May 3rd & 4th, 2008 - What began as a small neighborhood street fair has grown into one of the largest Cinco de Mayo celebrations in the country. The 21st Anniversary of the USA’s largest Cinco de Mayo Festival is expected to draw almost 500,000 people this year. This festival is also one of the largest cultural events in Colorado. The festival features four stages of live local, national, and international entertainment including salsa, Latin jazz, Notena, and Tex-Mex bands. There will be over 350 exhibitors and vendors, a kid’s stage and carnival area, and great Mexican and festival foods. The fiesta will include its annual "Celebrate Culture" parade through downtown, ending at Civic Center Park. The Cinco de Mayo festival celebrates the Mexican victory over the French and Emperor Maximillian in the 1862 Battle of Puebla. It will be a great educational and cultural experience for the whole family!

10:00 am - 8:00 pm, Civic Center Park, Colfax Avenue & Broadway.

COLFAX AVENEWS: ALL BOOKED UP

AURORA – Books, despite our technological age, are still icons of education, information and inspiration.
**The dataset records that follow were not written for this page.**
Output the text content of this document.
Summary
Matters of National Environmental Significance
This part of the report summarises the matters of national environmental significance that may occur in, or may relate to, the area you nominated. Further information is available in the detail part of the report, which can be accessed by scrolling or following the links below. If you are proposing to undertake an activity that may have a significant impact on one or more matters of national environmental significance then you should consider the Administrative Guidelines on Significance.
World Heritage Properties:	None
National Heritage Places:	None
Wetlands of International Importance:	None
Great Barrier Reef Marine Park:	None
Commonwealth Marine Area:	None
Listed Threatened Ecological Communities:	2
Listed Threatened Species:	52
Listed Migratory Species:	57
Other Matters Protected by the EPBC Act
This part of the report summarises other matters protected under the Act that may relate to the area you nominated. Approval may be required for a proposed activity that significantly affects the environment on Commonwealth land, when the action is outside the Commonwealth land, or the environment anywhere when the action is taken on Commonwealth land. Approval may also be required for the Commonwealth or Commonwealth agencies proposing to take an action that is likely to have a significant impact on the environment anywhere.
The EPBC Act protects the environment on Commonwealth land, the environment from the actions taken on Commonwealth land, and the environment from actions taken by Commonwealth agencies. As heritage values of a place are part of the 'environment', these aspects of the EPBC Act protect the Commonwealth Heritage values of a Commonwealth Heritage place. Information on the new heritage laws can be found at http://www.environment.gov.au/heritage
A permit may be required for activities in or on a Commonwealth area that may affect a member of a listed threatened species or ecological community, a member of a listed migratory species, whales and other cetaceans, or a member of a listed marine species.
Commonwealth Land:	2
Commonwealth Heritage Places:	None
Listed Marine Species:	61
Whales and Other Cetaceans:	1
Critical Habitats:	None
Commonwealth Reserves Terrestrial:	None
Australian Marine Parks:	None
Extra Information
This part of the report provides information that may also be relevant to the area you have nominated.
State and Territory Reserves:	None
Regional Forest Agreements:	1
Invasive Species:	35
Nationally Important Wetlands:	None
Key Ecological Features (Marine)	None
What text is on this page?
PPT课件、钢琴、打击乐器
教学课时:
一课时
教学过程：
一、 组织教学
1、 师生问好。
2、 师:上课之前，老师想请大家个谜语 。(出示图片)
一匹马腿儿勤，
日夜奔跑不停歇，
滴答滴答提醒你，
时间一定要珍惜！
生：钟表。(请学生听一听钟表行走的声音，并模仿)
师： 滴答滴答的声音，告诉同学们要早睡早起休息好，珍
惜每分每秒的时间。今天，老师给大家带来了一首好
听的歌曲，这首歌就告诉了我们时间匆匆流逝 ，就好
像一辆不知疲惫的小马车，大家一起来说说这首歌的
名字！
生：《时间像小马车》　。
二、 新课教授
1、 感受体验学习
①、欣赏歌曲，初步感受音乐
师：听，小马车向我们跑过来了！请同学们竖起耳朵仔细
They offer escapism, new knowledge and sometimes send us off to sleep. However, in the new exhibition at East End Applied Arts, the books you will see are not ones to leave sitting on the shelf.

“I was inspired by an exhibition of sculptural books I visited in 2006 at The Colorado College,” says Kim Harrell, gallery owner. “I was vaguely aware of artists’ books but really had no idea.” After visiting the exhibition curated by Colorado book artist, Alicia Bailey, Harrell was evangelical. “I truly was overwhelmed with the diversity of the art-form, the craftsmanship and the multiple levels of communication presented in such an attractive and artistic package; in short I fell in love with artist’s books.” Bailey, well known locally and respected in the book arts’ greater community, approached Harrell about curating a show at her gallery and Harrell took it up. The response was enthusiastic, and the range of books on display varies from the traditional to the conceptual. From Peggy Johnston’s slightly whimsical “Having a Ball in the Wild West” which consists of a hollow cloth ball with printed words contained inside a patchwork-like stitched leather box, to Michael Peven’s multi-layered and interactive “Open Heart Surgery”. Eighteen artists with over 30 books will be on display. All the books are in numbered editions and will be available for handling.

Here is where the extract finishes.